Glossary
Training data.
The dataset a detector learned from. Determines what it generalizes to, and where it fails.
Training data
A detector's training data is the paired AI-and-human corpus it saw during fine-tuning. Two detectors can share the same architecture and differ dramatically on real-world performance because their training sets differ.
We train on licensed human corpora plus AI-generated text sampled across GPT, Claude, and Gemini families. We do not use user submissions. See /transparency for the dataset documentation.
What good training data looks like
Three properties matter. Breadth, paired samples across all major LLM families, not just one. Diversity, academic, journalistic, technical, and casual writing styles in the human samples, so the human-class isn't implicitly defined as "academic prose." Recency, model output from 2024 looks different from output in 2026, and detectors trained on stale samples drift.
What we use and what we don't
Our training data is a licensed academic-essay corpus paired with AI samples generated across GPT, Claude, Gemini, and Llama families and refreshed quarterly. We do not use customer submissions to train the detector, that's a contractual commitment in the institutional Data Processing Agreement and a default for all users. The dataset documentation is on /transparency.

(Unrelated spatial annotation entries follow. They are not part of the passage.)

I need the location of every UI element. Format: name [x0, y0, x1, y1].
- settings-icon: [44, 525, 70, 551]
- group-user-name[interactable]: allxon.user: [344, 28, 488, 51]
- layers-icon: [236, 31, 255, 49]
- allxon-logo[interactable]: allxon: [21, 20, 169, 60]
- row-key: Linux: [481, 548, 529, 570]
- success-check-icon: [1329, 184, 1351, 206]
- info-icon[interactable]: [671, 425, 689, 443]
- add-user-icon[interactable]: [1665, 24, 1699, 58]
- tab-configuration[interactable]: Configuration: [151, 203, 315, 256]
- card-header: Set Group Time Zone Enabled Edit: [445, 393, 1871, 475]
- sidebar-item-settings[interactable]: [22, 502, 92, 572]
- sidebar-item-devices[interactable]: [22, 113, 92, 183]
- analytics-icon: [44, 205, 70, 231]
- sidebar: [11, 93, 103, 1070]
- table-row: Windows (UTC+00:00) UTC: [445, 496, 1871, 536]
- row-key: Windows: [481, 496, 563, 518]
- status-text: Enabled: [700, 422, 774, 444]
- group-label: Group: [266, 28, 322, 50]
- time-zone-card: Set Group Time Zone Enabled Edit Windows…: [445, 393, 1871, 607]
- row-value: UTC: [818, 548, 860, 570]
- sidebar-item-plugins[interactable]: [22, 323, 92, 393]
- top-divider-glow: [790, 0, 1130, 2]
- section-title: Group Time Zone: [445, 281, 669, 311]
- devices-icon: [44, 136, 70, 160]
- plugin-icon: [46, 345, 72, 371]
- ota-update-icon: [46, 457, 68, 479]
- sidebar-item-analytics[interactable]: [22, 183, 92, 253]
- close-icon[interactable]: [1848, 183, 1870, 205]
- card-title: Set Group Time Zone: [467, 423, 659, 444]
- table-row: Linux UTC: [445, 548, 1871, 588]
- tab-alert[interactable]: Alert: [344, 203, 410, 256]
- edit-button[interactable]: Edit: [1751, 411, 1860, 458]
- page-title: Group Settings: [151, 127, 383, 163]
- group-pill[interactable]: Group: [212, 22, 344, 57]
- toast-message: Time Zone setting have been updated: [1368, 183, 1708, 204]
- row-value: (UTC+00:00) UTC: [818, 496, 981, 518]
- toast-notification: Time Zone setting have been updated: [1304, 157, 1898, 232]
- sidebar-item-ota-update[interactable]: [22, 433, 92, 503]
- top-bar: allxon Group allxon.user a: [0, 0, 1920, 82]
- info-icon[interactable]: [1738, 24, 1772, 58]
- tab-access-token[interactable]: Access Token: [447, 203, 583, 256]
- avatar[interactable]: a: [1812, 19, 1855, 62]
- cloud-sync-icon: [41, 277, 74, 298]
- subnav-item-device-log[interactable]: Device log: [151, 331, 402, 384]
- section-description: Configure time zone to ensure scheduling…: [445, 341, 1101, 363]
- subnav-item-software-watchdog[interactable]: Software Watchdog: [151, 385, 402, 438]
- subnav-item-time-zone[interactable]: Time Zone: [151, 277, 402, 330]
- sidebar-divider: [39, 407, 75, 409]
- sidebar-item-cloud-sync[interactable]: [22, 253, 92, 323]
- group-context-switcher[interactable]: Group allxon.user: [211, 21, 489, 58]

Where this concept is most often misunderstood
A common misconception holds that training data represents a fixed library of texts that AI models memorize and recombine. In reality, large language models learn statistical patterns across billions of parameters during training, then discard the original texts. The model retains relationships between tokens (word fragments) rather than storing passages verbatim. This distinction matters because educators sometimes assume detected AI writing means the tool copied from its training corpus, when the model actually generated novel sequences based on learned probability distributions.
Another frequent misunderstanding involves the cutoff date of training data. Users often believe models have zero knowledge beyond their training window, but this oversimplifies how pattern recognition works. A model trained on data through September 2023 still applies linguistic structures and reasoning frameworks to prompts about later events, though it lacks factual grounding for those topics. Detection systems account for this by analyzing writing patterns rather than checking whether content references post-cutoff information, since stylistic signatures remain consistent regardless of subject matter chronology.

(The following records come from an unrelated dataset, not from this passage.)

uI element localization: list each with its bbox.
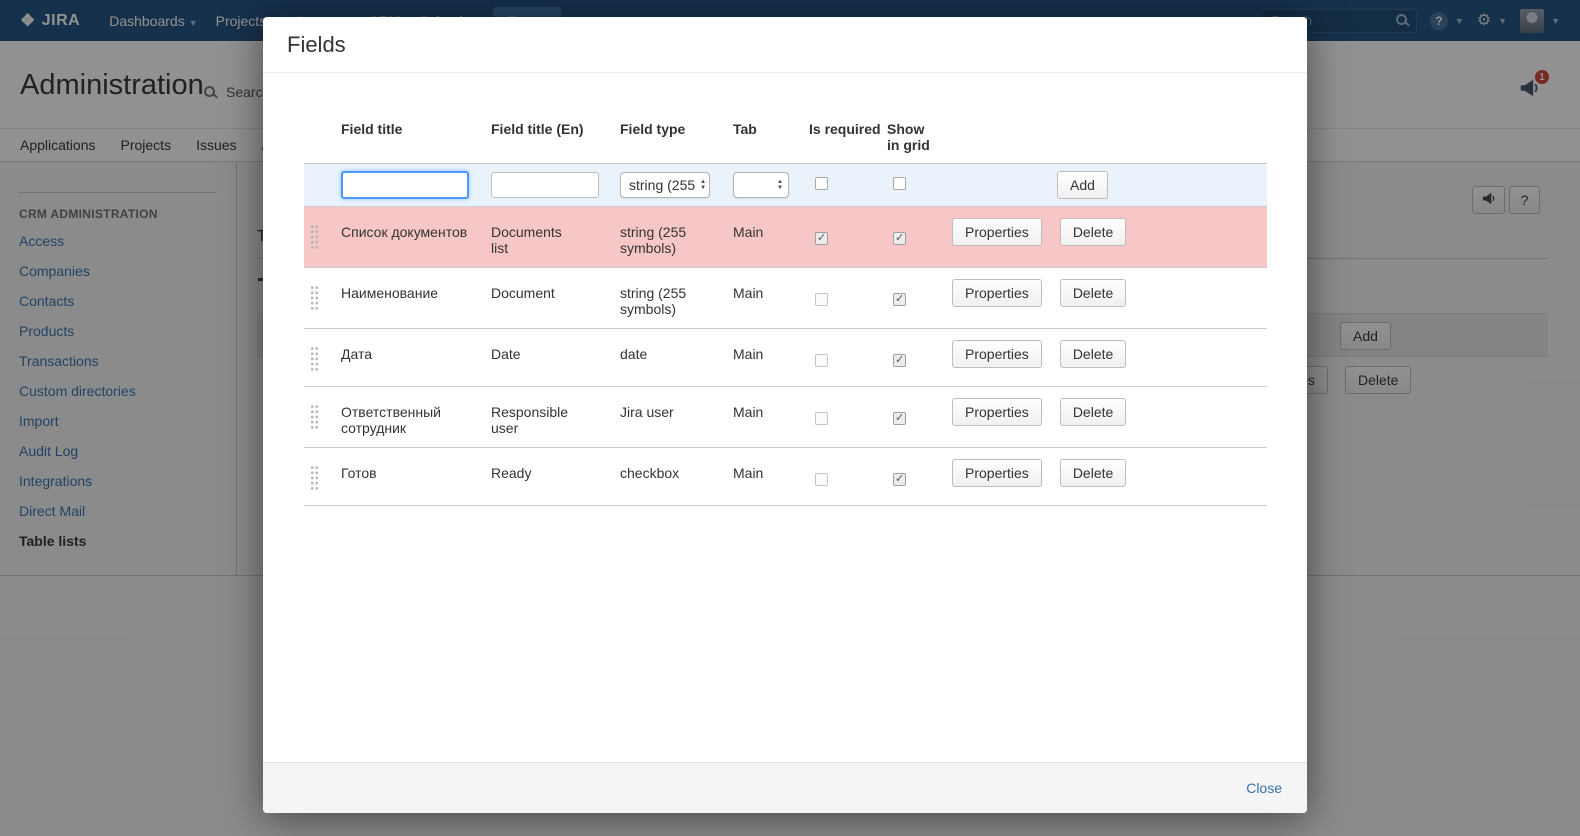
delete-button[interactable]: Delete xyxy=(1060,459,1126,487)
field-title-en-cell: Document xyxy=(491,279,620,301)
drag-handle-icon[interactable] xyxy=(310,404,319,430)
show-in-grid-checkbox xyxy=(893,354,906,367)
add-field-form-row: string (255 ▲▼ ▲▼ Add xyxy=(304,164,1267,207)
table-row: Список документов Documents list string … xyxy=(304,207,1267,268)
column-header: Field title xyxy=(341,121,491,137)
close-link[interactable]: Close xyxy=(1246,780,1282,796)
fields-dialog: Fields Field title Field title (En) Fiel… xyxy=(263,17,1307,813)
field-title-cell: Ответственный сотрудник xyxy=(341,398,491,436)
field-type-cell: checkbox xyxy=(620,459,733,481)
show-in-grid-checkbox xyxy=(893,232,906,245)
tab-select[interactable]: ▲▼ xyxy=(733,172,789,198)
is-required-checkbox xyxy=(815,412,828,425)
field-title-cell: Дата xyxy=(341,340,491,362)
field-type-cell: Jira user xyxy=(620,398,733,420)
dialog-footer: Close xyxy=(263,762,1307,813)
table-header-row: Field title Field title (En) Field type … xyxy=(304,121,1267,164)
delete-button[interactable]: Delete xyxy=(1060,218,1126,246)
field-type-cell: date xyxy=(620,340,733,362)
table-row: Дата Date date Main Properties Delete xyxy=(304,329,1267,387)
field-title-en-cell: Documents list xyxy=(491,218,620,256)
tab-cell: Main xyxy=(733,340,809,362)
properties-button[interactable]: Properties xyxy=(952,218,1042,246)
field-title-cell: Список документов xyxy=(341,218,491,240)
show-in-grid-checkbox xyxy=(893,473,906,486)
properties-button[interactable]: Properties xyxy=(952,459,1042,487)
table-row: Ответственный сотрудник Responsible user… xyxy=(304,387,1267,448)
delete-button[interactable]: Delete xyxy=(1060,398,1126,426)
dialog-title: Fields xyxy=(263,17,1307,73)
is-required-checkbox xyxy=(815,293,828,306)
field-title-en-cell: Ready xyxy=(491,459,620,481)
show-in-grid-checkbox xyxy=(893,412,906,425)
column-header: Field title (En) xyxy=(491,121,620,137)
field-title-en-input[interactable] xyxy=(491,172,599,198)
field-type-select[interactable]: string (255 ▲▼ xyxy=(620,172,710,198)
drag-handle-icon[interactable] xyxy=(310,465,319,491)
show-in-grid-checkbox[interactable] xyxy=(893,177,906,190)
field-title-cell: Готов xyxy=(341,459,491,481)
tab-cell: Main xyxy=(733,279,809,301)
properties-button[interactable]: Properties xyxy=(952,279,1042,307)
is-required-checkbox xyxy=(815,354,828,367)
field-title-input[interactable] xyxy=(341,171,469,199)
add-field-button[interactable]: Add xyxy=(1057,171,1108,199)
select-arrows-icon: ▲▼ xyxy=(700,179,706,191)
field-type-cell: string (255 symbols) xyxy=(620,218,733,256)
drag-handle-icon[interactable] xyxy=(310,346,319,372)
select-arrows-icon: ▲▼ xyxy=(777,179,783,191)
column-header: Field type xyxy=(620,121,733,137)
tab-cell: Main xyxy=(733,459,809,481)
properties-button[interactable]: Properties xyxy=(952,398,1042,426)
drag-handle-icon[interactable] xyxy=(310,285,319,311)
column-header: Show in grid xyxy=(887,121,952,153)
field-title-en-cell: Responsible user xyxy=(491,398,620,436)
field-title-cell: Наименование xyxy=(341,279,491,301)
properties-button[interactable]: Properties xyxy=(952,340,1042,368)
show-in-grid-checkbox xyxy=(893,293,906,306)
field-title-en-cell: Date xyxy=(491,340,620,362)
column-header: Tab xyxy=(733,121,809,137)
is-required-checkbox xyxy=(815,473,828,486)
column-header: Is required xyxy=(809,121,887,137)
delete-button[interactable]: Delete xyxy=(1060,340,1126,368)
field-type-cell: string (255 symbols) xyxy=(620,279,733,317)
delete-button[interactable]: Delete xyxy=(1060,279,1126,307)
tab-cell: Main xyxy=(733,398,809,420)
field-type-select-value: string (255 xyxy=(629,177,695,193)
is-required-checkbox xyxy=(815,232,828,245)
drag-handle-icon[interactable] xyxy=(310,224,319,250)
table-row: Готов Ready checkbox Main Properties Del… xyxy=(304,448,1267,506)
is-required-checkbox[interactable] xyxy=(815,177,828,190)
tab-cell: Main xyxy=(733,218,809,240)
fields-table: Field title Field title (En) Field type … xyxy=(304,121,1267,506)
table-row: Наименование Document string (255 symbol… xyxy=(304,268,1267,329)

How training data interacts with related concepts
Training data quality directly influences perplexity scores, a core metric in AI detection. Models assign lower perplexity (higher predictability) to text that closely resembles patterns in their training corpus. When a model encounters academic writing similar to the millions of scholarly articles in its training set, it produces grammatically smooth output with vocabulary distributions matching that domain. Detection tools exploit this relationship by measuring whether submitted text exhibits the statistical regulararity characteristic of AI-generated content trained on formal writing datasets, versus the higher perplexity typical of human-authored work with idiosyncratic phrasing.
The composition of training data also determines burstiness patterns that detectors analyze. Because training corpora aggregate text from sources that favor consistent sentence structures (Wikipedia articles, published papers, web content optimized for readability), models learn to generate uniform sentence lengths and syntactic complexity. Human writers trained in the same academic conventions may produce similarly low-burst text, creating overlap that complicates detection. This interaction explains why detection accuracy varies across disciplines, since fields with highly standardized writing conventions present training data distributions that more closely match human expert output, narrowing the statistical gap detectors rely upon.